Lubet Garrido Díaz
Directora General
ALDATU
LIDERAR PARA CUMPLIR SUEÑOS
Día con día nos vemos impactados por el ambiente que nos
rodea y las personas con quienes compartimos nuestra vida, pero
aquellos momentos donde conocemos a alguien que nos cambia
la manera en la que percibimos el mundo, son días que jamás olvidamos. En mi vida he tenido varios ejemplos de cambio, pero
aquellos que han formado mi personalidad y apoyado a moldear
mi misión de vida pertenecen a personas que, para mí, son ejemplos de liderazgo positivo en sus entornos, son mi mayor inspiración.
Todos ellos tienen características comunes: personas que se han
enfocado en dar a los demás antes que a ellos mismos, buscan
siempre un beneficio que pueda ser permanente o al mayor plazo posible para los involucrados, son individuos que se ganan el respeto no lo piden y viven el estilo de vida que predican; y finalmente creen lo que enseñan.

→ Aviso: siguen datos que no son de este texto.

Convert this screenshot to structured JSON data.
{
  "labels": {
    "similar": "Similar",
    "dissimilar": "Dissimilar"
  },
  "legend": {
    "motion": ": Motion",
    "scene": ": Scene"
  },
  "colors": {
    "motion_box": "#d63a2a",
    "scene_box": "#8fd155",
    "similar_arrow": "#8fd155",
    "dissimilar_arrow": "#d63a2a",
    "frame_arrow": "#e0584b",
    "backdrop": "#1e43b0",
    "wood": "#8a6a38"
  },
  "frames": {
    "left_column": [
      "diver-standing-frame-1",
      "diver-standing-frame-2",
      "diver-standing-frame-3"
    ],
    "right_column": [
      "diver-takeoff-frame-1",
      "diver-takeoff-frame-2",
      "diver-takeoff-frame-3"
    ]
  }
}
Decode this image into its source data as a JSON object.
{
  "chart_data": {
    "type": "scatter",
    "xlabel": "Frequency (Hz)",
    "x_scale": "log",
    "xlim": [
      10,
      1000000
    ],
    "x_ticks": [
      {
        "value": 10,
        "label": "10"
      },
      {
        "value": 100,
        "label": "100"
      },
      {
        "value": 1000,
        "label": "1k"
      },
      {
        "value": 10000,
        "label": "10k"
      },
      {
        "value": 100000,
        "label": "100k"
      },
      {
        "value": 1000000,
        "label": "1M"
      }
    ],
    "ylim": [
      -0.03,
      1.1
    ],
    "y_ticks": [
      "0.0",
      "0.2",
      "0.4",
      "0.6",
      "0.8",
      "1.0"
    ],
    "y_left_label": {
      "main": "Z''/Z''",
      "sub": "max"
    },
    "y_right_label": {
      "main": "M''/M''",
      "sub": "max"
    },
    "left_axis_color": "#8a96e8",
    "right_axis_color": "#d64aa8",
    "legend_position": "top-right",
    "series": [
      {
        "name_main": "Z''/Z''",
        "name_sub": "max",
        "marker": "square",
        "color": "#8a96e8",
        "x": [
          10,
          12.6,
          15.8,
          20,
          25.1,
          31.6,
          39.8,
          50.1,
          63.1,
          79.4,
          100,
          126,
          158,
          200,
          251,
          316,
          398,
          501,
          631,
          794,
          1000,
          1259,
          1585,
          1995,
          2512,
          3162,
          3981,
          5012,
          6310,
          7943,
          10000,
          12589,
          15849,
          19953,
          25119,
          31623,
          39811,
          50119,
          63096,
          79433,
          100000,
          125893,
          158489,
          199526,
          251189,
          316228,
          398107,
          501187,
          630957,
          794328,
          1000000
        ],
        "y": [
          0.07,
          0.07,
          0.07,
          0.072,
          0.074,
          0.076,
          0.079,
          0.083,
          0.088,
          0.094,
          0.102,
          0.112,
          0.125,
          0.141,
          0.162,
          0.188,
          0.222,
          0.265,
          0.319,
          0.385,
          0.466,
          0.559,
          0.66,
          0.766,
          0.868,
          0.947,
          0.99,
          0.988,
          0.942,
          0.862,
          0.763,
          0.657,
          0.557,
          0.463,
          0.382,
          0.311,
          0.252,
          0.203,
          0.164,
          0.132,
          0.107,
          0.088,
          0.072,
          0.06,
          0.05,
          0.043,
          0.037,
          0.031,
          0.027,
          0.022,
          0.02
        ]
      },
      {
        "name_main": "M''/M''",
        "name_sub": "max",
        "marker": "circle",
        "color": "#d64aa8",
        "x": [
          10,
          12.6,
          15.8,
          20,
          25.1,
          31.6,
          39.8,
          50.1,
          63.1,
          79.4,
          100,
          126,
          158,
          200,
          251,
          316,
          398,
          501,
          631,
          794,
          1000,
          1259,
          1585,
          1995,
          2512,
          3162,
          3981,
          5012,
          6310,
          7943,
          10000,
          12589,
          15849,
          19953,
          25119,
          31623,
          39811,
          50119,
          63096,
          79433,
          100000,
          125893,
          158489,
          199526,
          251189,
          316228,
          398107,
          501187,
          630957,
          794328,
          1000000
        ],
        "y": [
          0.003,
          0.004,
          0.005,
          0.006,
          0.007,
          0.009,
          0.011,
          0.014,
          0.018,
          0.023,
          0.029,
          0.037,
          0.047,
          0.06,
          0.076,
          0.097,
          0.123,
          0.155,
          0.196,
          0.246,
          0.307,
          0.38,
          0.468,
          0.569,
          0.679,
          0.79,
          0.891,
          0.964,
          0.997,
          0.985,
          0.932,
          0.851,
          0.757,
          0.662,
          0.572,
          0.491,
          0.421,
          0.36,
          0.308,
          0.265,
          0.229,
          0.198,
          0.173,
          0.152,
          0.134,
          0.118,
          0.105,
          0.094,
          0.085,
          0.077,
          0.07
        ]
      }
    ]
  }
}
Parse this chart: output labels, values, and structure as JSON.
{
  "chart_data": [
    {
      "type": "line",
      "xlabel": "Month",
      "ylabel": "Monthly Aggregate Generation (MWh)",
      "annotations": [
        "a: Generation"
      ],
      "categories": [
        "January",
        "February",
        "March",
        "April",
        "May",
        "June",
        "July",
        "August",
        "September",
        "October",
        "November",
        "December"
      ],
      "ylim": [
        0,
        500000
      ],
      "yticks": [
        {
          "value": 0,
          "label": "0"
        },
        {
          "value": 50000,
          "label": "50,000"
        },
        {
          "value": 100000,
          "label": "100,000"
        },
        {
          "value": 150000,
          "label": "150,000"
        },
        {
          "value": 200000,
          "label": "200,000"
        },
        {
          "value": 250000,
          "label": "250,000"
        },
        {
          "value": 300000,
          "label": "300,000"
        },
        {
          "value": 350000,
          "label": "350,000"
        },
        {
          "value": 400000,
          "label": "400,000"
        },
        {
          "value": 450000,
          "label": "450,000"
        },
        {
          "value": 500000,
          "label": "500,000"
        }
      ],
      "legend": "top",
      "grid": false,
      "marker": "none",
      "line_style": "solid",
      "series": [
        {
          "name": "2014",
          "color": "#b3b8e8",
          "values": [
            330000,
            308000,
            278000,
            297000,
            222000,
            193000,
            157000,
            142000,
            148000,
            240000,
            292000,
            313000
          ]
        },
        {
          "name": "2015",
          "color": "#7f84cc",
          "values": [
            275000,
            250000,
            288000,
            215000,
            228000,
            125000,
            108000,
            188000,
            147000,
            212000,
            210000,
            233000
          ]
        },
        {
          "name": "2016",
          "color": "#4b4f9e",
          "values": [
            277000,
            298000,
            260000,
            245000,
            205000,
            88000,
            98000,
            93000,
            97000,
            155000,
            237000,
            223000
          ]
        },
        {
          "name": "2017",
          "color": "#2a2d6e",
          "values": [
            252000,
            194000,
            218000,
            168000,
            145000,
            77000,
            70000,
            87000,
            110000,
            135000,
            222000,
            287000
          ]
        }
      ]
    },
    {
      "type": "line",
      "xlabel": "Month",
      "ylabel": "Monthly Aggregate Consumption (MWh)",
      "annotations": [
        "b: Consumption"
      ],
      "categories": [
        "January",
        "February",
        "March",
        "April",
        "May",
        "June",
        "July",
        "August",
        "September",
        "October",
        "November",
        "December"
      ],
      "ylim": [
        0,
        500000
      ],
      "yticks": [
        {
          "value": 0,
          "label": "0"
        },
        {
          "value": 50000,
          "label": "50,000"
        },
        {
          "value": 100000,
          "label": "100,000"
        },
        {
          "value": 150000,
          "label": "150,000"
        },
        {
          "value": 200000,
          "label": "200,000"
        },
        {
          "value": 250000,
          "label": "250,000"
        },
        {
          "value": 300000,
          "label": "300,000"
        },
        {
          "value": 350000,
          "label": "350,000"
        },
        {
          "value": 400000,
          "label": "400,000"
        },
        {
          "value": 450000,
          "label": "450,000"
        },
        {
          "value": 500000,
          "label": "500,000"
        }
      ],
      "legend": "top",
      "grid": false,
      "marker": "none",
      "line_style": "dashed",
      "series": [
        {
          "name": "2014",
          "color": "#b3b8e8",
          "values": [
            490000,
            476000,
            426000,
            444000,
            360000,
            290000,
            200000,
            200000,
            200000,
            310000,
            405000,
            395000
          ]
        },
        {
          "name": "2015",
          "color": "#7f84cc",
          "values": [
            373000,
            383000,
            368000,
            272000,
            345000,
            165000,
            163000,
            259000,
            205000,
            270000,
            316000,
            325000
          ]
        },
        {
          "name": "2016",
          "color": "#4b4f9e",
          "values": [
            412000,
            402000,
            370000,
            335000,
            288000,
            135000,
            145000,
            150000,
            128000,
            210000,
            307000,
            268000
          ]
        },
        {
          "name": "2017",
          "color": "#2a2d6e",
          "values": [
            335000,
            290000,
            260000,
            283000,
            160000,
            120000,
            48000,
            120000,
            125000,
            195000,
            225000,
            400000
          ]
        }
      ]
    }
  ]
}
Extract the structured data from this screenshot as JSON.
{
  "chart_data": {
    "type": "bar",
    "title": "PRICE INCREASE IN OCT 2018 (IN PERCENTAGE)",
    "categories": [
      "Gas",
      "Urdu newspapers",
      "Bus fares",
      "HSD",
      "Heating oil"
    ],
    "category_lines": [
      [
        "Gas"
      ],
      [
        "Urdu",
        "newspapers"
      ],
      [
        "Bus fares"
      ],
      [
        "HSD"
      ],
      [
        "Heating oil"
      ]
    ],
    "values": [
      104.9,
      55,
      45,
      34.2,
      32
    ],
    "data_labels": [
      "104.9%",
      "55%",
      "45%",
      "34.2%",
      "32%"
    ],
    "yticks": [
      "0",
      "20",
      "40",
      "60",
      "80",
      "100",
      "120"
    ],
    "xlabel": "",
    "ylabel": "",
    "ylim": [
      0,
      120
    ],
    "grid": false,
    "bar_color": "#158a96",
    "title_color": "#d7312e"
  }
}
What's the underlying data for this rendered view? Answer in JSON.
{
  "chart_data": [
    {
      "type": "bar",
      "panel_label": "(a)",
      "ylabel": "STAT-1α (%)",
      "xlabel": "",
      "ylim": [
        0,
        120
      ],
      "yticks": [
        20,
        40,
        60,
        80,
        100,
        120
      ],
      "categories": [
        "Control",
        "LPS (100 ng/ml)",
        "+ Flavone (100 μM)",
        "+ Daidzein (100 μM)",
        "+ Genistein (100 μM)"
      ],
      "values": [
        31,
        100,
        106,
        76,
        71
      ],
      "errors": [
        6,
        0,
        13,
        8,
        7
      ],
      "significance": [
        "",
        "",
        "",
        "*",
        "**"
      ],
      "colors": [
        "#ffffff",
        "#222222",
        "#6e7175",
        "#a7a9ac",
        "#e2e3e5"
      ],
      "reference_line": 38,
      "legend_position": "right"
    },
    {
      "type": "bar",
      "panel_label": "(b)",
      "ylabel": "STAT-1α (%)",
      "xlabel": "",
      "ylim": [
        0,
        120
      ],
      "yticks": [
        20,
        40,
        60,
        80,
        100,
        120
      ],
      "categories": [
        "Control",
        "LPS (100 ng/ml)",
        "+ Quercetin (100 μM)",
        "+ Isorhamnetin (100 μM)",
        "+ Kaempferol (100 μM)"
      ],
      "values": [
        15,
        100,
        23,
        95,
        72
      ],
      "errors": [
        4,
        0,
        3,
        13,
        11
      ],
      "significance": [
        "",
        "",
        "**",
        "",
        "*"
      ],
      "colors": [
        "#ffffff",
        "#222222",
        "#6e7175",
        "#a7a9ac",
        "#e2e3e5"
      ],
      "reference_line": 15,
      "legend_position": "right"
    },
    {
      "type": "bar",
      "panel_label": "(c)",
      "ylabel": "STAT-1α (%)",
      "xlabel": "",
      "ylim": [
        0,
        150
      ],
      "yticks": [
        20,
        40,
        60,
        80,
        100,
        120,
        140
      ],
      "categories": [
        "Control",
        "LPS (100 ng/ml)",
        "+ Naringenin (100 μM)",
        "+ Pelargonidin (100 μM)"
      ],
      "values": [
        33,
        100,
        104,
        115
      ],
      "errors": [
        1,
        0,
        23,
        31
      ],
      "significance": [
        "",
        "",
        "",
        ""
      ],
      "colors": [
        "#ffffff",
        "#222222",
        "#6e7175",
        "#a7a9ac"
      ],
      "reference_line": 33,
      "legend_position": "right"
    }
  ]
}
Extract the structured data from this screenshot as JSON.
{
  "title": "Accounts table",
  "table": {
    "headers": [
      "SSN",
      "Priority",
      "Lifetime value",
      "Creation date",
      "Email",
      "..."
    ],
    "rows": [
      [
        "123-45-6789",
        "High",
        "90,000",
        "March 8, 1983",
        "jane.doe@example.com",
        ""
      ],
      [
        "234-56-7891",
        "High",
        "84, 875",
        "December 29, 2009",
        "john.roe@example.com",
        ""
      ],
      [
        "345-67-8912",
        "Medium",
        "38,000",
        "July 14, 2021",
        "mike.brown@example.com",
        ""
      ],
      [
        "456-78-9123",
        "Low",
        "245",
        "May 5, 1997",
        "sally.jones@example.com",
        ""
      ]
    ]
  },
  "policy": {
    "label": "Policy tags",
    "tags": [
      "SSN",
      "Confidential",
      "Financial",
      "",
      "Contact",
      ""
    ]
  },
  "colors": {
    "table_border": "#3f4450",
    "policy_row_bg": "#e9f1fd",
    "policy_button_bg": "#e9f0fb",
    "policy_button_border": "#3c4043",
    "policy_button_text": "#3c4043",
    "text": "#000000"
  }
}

Aprender de estos maravillosos seres humanos transformó por
completo mi manera de enfrentar el mundo, mi forma de relacionarme y liderar cada grupo o equipo de trabajo en el cual he
tenido oportunidad de colaborar, pero pensar en liderar una empresa y ser la cabeza de decenas de personas, aunque siempre fue
mi sueño y aspiración en la vida, sentía miedo al fracaso y que
carecía de un equipo exitoso que compensara mis deficiencias, en
definitiva, no me sentía lista para emprender un negocio.
Liderar una empresa va más allá que dar órdenes, vender productos o servicios, asistir a reuniones con altos directivos y clientes.
Para mí liderar es inspirar, es trabajar día con día para ganarte la
confianza de las personas, ya sean clientes o miembros de tu equipo de trabajo, realizando acciones que fomenten tu credibilidad,
tu confiabilidad, tu cercanía y que dichas acciones se perciban
orientadas a un bien superior. Liderar implica mucha responsabilidad porque la vida de las personas será influenciada por todas y
cada una de las acciones que realices, incluso las que a veces consideramos pequeñas e insignificantes, terminan siendo motores
de cambio.
Como mujer empresaria considero que el reto es aún más grande porque a pesar de los avances en la sociedad aún vivimos una
época donde una mujer emprendedora, que además se está realizando quizá como esposa y madre y que logra tener una vida
en balance, sigue siendo un elefante blanco. Aún vivimos en un
mundo lleno de paradigmas y obstáculos que necesitamos aprender a dejar atrás. Debemos ver un mundo de oportunidades y que
éstas sean el motor que nos impulse a hacer la diferencia, a llegar
a lugares donde nuestra inspiración pueda afectar positivamente
a más personas, donde los sueños puedan más que las realidades.
Siempre soñé con emprender mi propio negocio, me costaba trabajo encajar mi manera de ser y mis percepciones en los grupos
que me rodeaba, mi ética personal y mi visión del mundo estaba
orientada a resolver grandes problemas que percibía pero que increíblemente nadie estaba proponiendo soluciones y mucho menos, entendía que los problemas que vemos son sólo efectos, sabía
que lo que tenía que hacer, sabía que tenía que hacer la diferencia
y atacar las causas para poder hacer la diferencia.
Llegó el ansiado día en el que me sentí libre, sin miedo y junto
con los mejores socios y empleados creamos un sueño compartido donde pude usar mi filosofía de liderazgo como pilares para
la construcción de nuestra organización: creer lo increíble, pensar
lo impensable y volar muy alto. Hoy soy feliz de haber dado ese
brinco de fe que me permitió crear mi empresa, ALDATU, porque descubrí que no hay mayor alegría que ayudar a los demás
para hacer sus sueños realidad, porque a través de ellos cumplo el
mío, trasciendo.
Albert Einstein decía que la definición de locura es creer que, haciendo lo mismo, obtendrás resultados diferentes; es momento de
dejar de vivir en una burbuja, salir de nuestra zona de confort y
comenzar a hacer la diferencia, los sueños son una realidad si decides emprender el vuelo.